Deka is awaiting her blood ceremony that will determine if she can become a member of her village; her blood needs to run red, and Deka is afraid her’s won’t. The day of the ceremony comes the worst case happens, and she is now faced with making a choice. Should she stay in the village and face her fate or follow this stranger to fight for the emperor with an army of girls just like her? Deka decides to leave the only life and home she’s ever known and journey to the city to learn more about herself and the empire. The Gilded Ones is the first in a young adult fantasy trilogy (Deathless) and starts off extremely fast paced. The magic system is interesting, and there definitely is room for that to grow as the series goes on.

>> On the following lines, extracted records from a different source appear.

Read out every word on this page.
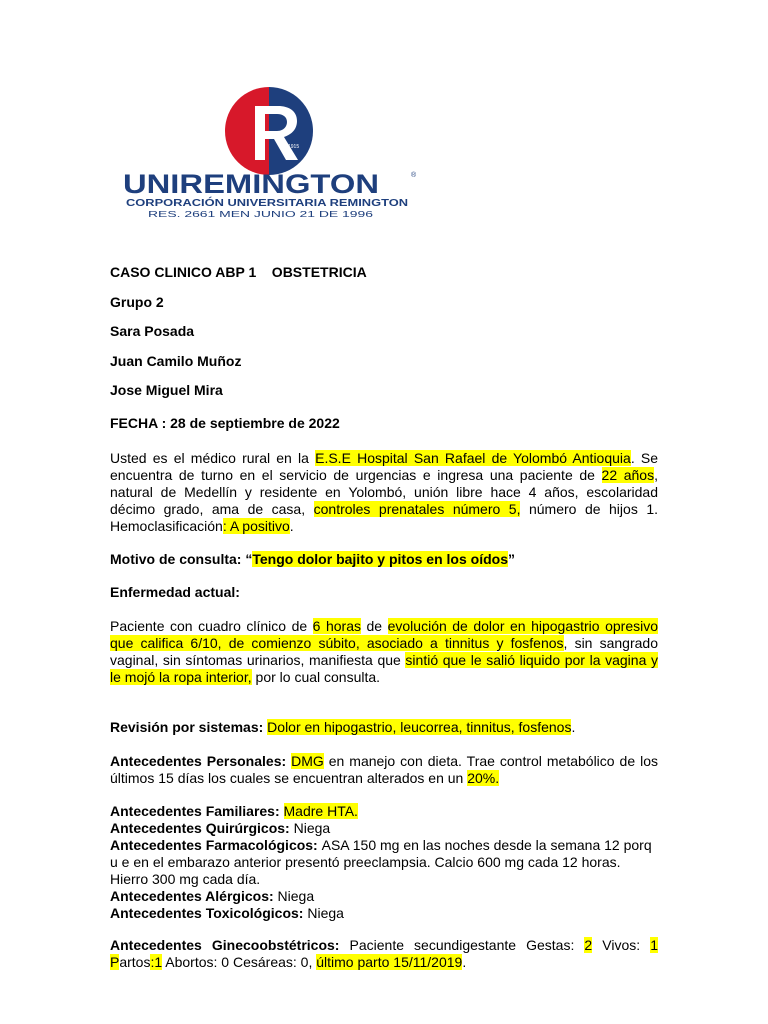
1915
UNIREMINGTON	®
CORPORACIÓN UNIVERSITARIA REMINGTON
RES. 2661 MEN JUNIO 21 DE 1996
CASO CLINICO ABP 1    OBSTETRICIA
Grupo 2
Sara Posada
Juan Camilo Muñoz
Jose Miguel Mira
FECHA : 28 de septiembre de 2022
Usted es el médico rural en la E.S.E Hospital San Rafael de Yolombó Antioquia. Se encuentra de turno en el servicio de urgencias e ingresa una paciente de 22 años, natural de Medellín y residente en Yolombó, unión libre hace 4 años, escolaridad décimo grado, ama de casa, controles prenatales número 5, número de hijos 1. Hemoclasificación: A positivo.
Motivo de consulta: “Tengo dolor bajito y pitos en los oídos”
Enfermedad actual:
Paciente con cuadro clínico de 6 horas de evolución de dolor en hipogastrio opresivo que califica 6/10, de comienzo súbito, asociado a tinnitus y fosfenos, sin sangrado vaginal, sin síntomas urinarios, manifiesta que sintió que le salió liquido por la vagina y le mojó la ropa interior, por lo cual consulta.
Revisión por sistemas: Dolor en hipogastrio, leucorrea, tinnitus, fosfenos.
Antecedentes Personales: DMG en manejo con dieta. Trae control metabólico de los últimos 15 días los cuales se encuentran alterados en un 20%.
Antecedentes Familiares: Madre HTA.
Antecedentes Quirúrgicos: Niega
Antecedentes Farmacológicos: ASA 150 mg en las noches desde la semana 12 porq u e en el embarazo anterior presentó preeclampsia. Calcio 600 mg cada 12 horas. Hierro 300 mg cada día.
Antecedentes Alérgicos: Niega
Antecedentes Toxicológicos: Niega
Antecedentes Ginecoobstétricos: Paciente secundigestante Gestas: 2 Vivos: 1 Partos:1 Abortos: 0 Cesáreas: 0, último parto 15/11/2019.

THOUGHTS: Overall, this is an amazing introduction to a new, dark YA fantasy trilogy. In the version I read, there was a warning for violence and that would be the only thing to know going into this book.

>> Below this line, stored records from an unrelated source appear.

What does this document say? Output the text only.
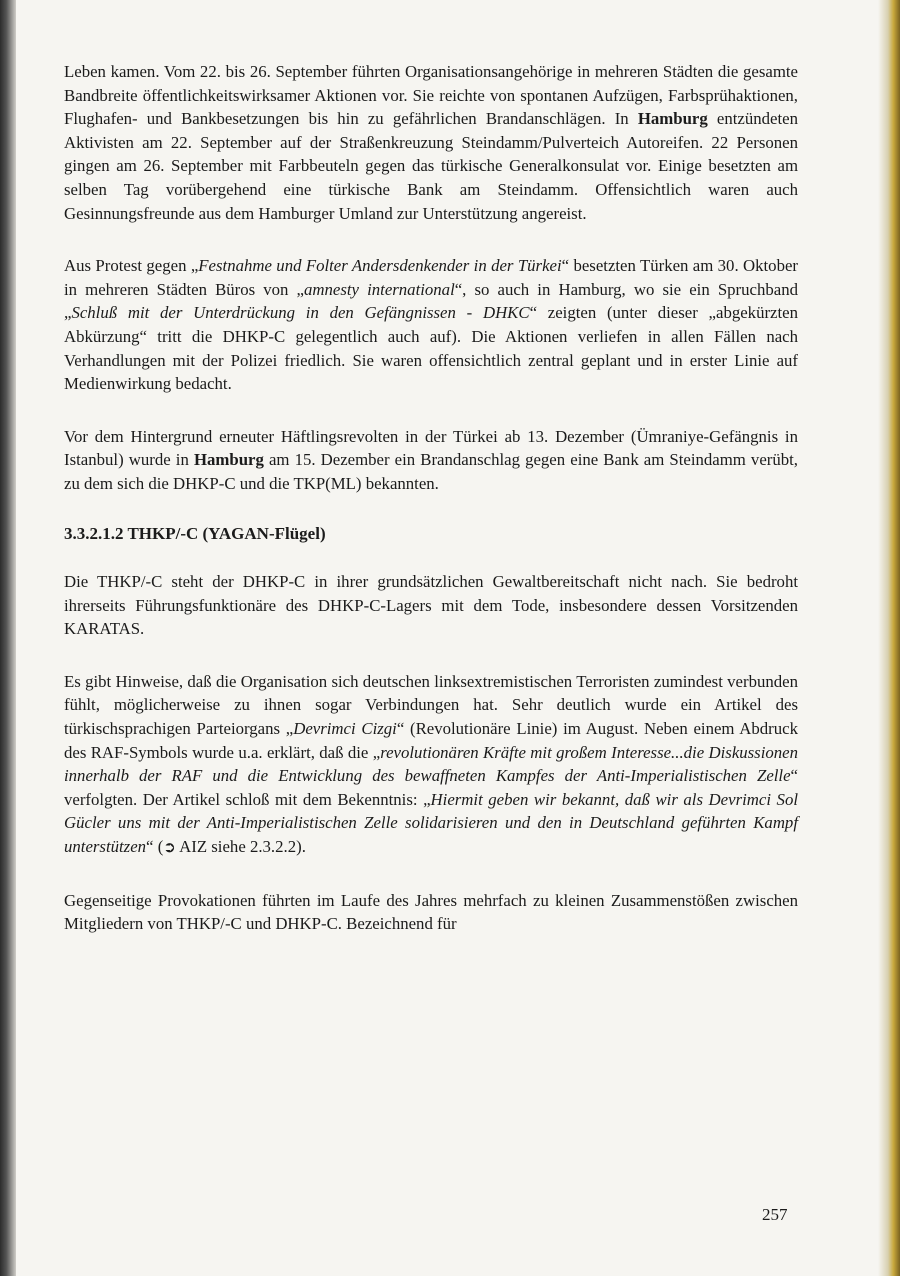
Leben kamen. Vom 22. bis 26. September führten Organisationsangehörige in mehreren Städten die gesamte Bandbreite öffentlichkeitswirksamer Aktionen vor. Sie reichte von spontanen Aufzügen, Farbsprühaktionen, Flughafen- und Bankbesetzungen bis hin zu gefährlichen Brandanschlägen. In Hamburg entzündeten Aktivisten am 22. September auf der Straßenkreuzung Steindamm/Pulverteich Autoreifen. 22 Personen gingen am 26. September mit Farbbeuteln gegen das türkische Generalkonsulat vor. Einige besetzten am selben Tag vorübergehend eine türkische Bank am Steindamm. Offensichtlich waren auch Gesinnungsfreunde aus dem Hamburger Umland zur Unterstützung angereist.

Aus Protest gegen „Festnahme und Folter Andersdenkender in der Türkei“ besetzten Türken am 30. Oktober in mehreren Städten Büros von „amnesty international“, so auch in Hamburg, wo sie ein Spruchband „Schluß mit der Unterdrückung in den Gefängnissen - DHKC“ zeigten (unter dieser „abgekürzten Abkürzung“ tritt die DHKP-C gelegentlich auch auf). Die Aktionen verliefen in allen Fällen nach Verhandlungen mit der Polizei friedlich. Sie waren offensichtlich zentral geplant und in erster Linie auf Medienwirkung bedacht.

Vor dem Hintergrund erneuter Häftlingsrevolten in der Türkei ab 13. Dezember (Ümraniye-Gefängnis in Istanbul) wurde in Hamburg am 15. Dezember ein Brandanschlag gegen eine Bank am Steindamm verübt, zu dem sich die DHKP-C und die TKP(ML) bekannten.

3.3.2.1.2 THKP/-C (YAGAN-Flügel)

Die THKP/-C steht der DHKP-C in ihrer grundsätzlichen Gewaltbereitschaft nicht nach. Sie bedroht ihrerseits Führungsfunktionäre des DHKP-C-Lagers mit dem Tode, insbesondere dessen Vorsitzenden KARATAS.

Es gibt Hinweise, daß die Organisation sich deutschen linksextremistischen Terroristen zumindest verbunden fühlt, möglicherweise zu ihnen sogar Verbindungen hat. Sehr deutlich wurde ein Artikel des türkischsprachigen Parteiorgans „Devrimci Cizgi“ (Revolutionäre Linie) im August. Neben einem Abdruck des RAF-Symbols wurde u.a. erklärt, daß die „revolutionären Kräfte mit großem Interesse...die Diskussionen innerhalb der RAF und die Entwicklung des bewaffneten Kampfes der Anti-Imperialistischen Zelle“ verfolgten. Der Artikel schloß mit dem Bekenntnis: „Hiermit geben wir bekannt, daß wir als Devrimci Sol Gücler uns mit der Anti-Imperialistischen Zelle solidarisieren und den in Deutschland geführten Kampf unterstützen“ (➲ AIZ siehe 2.3.2.2).

Gegenseitige Provokationen führten im Laufe des Jahres mehrfach zu kleinen Zusammenstößen zwischen Mitgliedern von THKP/-C und DHKP-C. Bezeichnend für

257
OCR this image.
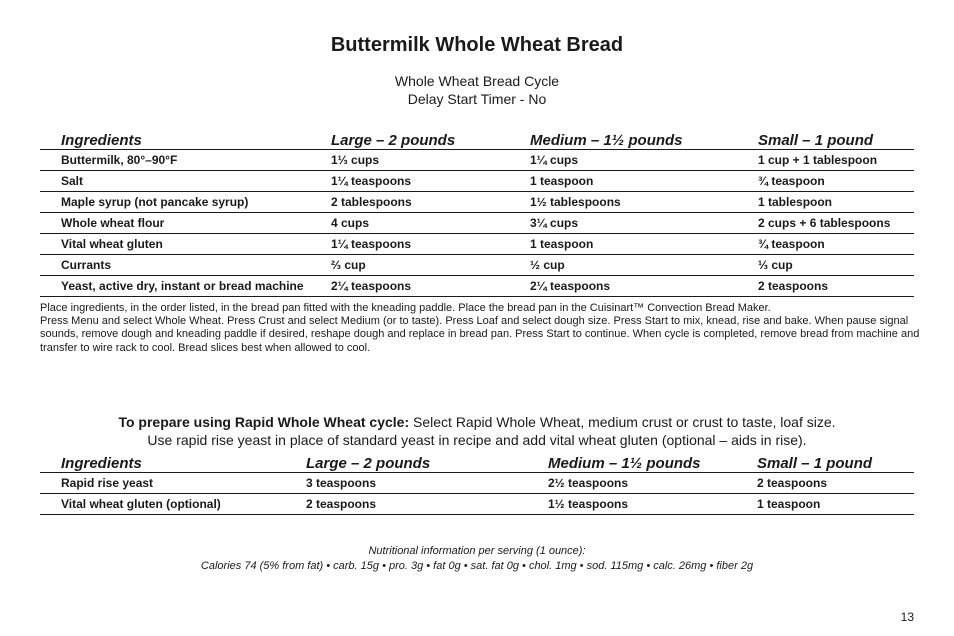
Buttermilk Whole Wheat Bread
Whole Wheat Bread Cycle
Delay Start Timer - No
Ingredients	Large – 2 pounds	Medium – 1½ pounds	Small – 1 pound
Buttermilk, 80°–90°F	1⅓ cups	1¼ cups	1 cup + 1 tablespoon
Salt	1¼ teaspoons	1 teaspoon	¾ teaspoon
Maple syrup (not pancake syrup)	2 tablespoons	1½ tablespoons	1 tablespoon
Whole wheat flour	4 cups	3¼ cups	2 cups + 6 tablespoons
Vital wheat gluten	1¼ teaspoons	1 teaspoon	¾ teaspoon
Currants	⅔ cup	½ cup	⅓ cup
Yeast, active dry, instant or bread machine	2¼ teaspoons	2¼ teaspoons	2 teaspoons

Place ingredients, in the order listed, in the bread pan fitted with the kneading paddle. Place the bread pan in the Cuisinart™ Convection Bread Maker.

Press Menu and select Whole Wheat. Press Crust and select Medium (or to taste). Press Loaf and select dough size. Press Start to mix, knead, rise and bake. When pause signal sounds, remove dough and kneading paddle if desired, reshape dough and replace in bread pan. Press Start to continue. When cycle is completed, remove bread from machine and transfer to wire rack to cool. Bread slices best when allowed to cool.

To prepare using Rapid Whole Wheat cycle: Select Rapid Whole Wheat, medium crust or crust to taste, loaf size.
Use rapid rise yeast in place of standard yeast in recipe and add vital wheat gluten (optional – aids in rise).
Ingredients	Large – 2 pounds	Medium – 1½ pounds	Small – 1 pound
Rapid rise yeast	3 teaspoons	2½ teaspoons	2 teaspoons
Vital wheat gluten (optional)	2 teaspoons	1½ teaspoons	1 teaspoon
Nutritional information per serving (1 ounce):
Calories 74 (5% from fat) • carb. 15g • pro. 3g • fat 0g • sat. fat 0g • chol. 1mg • sod. 115mg • calc. 26mg • fiber 2g
13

Fantasy Mary Hyson, Lehigh Valley Regional Charter Academy
Contos, Andrea. Throwaway Girls. Kids Can Press, 2020. 978-1-525-30314-2. 392 p. $17.30. Grades 9-12.
With only three months left until graduation and a few days after that until she turns 18, Caroline Lawson is more than ready to leave her prep school and unsupportive parents behind. All she has to do is put on a smile and pretend like everything is perfect. Things are anything but perfect, and Caroline can’t wait to leave and be who she truly is meant to be. Caroline’s girlfriend recently broke up with her and left for California, and Caroline’s best friend Madison just disappeared. Having kept secrets from each other and grown apart, Caroline feels partially responsible for Madison’s disappearance. Feeling like the only person capable of finding Madison, Caroline sets off on a dangerous path, determined to find her friend before it’s too late. But Caroline has to face some truths about herself, her relationship, her family, and about her friend. The deeper Caroline digs, the more she uncovers – including other girls who have gone missing. Why hasn’t anyone noticed these girls, and how is Madison connected to them? As Caroline gets closer to uncovering the truth, she realizes she may be the one connection between them all.

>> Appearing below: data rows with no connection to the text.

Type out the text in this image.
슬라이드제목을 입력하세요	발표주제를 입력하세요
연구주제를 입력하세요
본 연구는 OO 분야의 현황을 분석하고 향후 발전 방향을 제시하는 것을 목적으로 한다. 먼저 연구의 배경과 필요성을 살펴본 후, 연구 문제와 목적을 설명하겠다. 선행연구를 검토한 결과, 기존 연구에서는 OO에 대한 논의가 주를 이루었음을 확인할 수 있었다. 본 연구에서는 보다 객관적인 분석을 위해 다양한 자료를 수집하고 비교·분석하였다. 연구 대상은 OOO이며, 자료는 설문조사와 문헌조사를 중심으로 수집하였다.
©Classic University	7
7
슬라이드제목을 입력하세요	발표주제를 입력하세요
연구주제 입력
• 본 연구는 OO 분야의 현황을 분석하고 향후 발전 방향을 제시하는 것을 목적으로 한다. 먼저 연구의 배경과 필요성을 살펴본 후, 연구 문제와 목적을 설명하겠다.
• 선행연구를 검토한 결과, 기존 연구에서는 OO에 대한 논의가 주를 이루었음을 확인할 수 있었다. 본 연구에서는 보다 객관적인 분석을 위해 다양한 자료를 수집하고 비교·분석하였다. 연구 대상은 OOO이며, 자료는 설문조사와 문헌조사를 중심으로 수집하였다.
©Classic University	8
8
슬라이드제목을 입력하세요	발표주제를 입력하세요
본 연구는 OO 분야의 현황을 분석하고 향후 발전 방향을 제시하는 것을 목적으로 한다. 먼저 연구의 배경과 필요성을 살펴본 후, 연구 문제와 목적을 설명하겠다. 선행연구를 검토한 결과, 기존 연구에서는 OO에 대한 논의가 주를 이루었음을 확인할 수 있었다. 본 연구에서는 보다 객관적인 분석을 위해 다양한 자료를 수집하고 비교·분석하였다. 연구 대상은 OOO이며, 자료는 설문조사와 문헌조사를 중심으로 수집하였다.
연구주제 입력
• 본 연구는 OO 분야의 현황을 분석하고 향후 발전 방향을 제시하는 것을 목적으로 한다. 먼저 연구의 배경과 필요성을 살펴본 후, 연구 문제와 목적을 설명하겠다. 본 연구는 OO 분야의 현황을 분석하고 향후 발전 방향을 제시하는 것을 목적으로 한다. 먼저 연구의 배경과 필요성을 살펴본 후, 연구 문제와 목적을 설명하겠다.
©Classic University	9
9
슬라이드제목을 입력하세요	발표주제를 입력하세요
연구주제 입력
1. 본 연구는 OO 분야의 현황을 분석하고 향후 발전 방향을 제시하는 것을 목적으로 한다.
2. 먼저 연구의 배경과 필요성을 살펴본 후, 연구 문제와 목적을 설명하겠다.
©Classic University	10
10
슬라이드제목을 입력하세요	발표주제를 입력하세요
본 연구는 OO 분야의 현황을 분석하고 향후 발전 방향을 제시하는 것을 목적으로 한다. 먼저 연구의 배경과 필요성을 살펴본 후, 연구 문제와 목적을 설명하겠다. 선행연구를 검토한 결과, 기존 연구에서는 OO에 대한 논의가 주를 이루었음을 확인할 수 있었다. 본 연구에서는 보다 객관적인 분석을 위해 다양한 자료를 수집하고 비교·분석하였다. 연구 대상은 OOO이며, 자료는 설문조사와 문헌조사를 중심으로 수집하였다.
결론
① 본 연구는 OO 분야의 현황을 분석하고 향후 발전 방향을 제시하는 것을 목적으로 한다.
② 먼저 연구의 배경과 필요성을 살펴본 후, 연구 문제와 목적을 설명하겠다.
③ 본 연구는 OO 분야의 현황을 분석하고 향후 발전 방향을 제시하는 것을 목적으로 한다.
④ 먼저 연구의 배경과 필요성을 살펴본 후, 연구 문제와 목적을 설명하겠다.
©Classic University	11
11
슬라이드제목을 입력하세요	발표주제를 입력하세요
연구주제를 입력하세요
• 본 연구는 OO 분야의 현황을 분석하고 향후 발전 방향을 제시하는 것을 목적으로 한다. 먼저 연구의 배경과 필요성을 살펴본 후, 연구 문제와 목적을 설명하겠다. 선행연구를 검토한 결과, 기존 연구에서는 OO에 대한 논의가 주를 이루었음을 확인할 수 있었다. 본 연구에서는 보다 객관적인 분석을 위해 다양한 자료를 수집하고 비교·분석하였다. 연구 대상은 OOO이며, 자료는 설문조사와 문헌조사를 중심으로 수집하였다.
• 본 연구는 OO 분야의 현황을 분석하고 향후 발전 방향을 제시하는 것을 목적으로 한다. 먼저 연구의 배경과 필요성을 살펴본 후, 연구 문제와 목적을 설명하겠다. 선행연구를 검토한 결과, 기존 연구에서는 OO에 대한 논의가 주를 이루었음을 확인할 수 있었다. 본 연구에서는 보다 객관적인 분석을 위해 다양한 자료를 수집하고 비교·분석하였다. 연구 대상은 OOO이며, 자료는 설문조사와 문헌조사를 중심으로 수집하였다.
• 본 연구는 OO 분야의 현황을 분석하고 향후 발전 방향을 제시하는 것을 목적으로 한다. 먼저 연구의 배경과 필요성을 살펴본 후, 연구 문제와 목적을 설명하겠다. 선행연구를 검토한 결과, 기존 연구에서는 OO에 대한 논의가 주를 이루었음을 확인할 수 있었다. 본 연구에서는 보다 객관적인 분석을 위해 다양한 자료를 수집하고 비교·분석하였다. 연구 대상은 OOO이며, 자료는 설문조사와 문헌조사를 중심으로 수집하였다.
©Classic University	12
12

THOUGHTS: Despite having endless means, Caroline is extremely unhappy. The adults fail teens over and over. Mystery readers will be absorbed into this twisty narrative (this reviewer had a few jaw-dropping realizations) and will root for Caroline to uncover the truth before it’s too late.
Mystery Maryalice Bond, South Middleton SD
Hicks, Faith Erin. One Year at Ellsmere. First Second, 2020. 978-1-250-21909-1. 166 p. $19.97. Grades 5-8.
Juniper knows she will not fit in at her fancy new private school–child of a single mother, lower income, scholarship student–and she is prepared. She is at Ellsmere for the academics, and if her classmates don’t like her, that’s just fine. She probably won’t like them either. So it is no surprise when she lands on the radar of mean girl Emily. Jun thinks she can handle her, but this time she may have met her match. Luckily, Jun has her roommate, Cassie, as a friend and ally. She will need her if she is going to survive her first year at Ellsmere.
THOUGHTS: Perfect for fans of Smile and Jennifer L. Holm’s Sunny books who are looking for something a little darker with more drama. There are some fantastical elements at the end that are not really necessary, but overall it’s a good add for a middle school graphic novel section.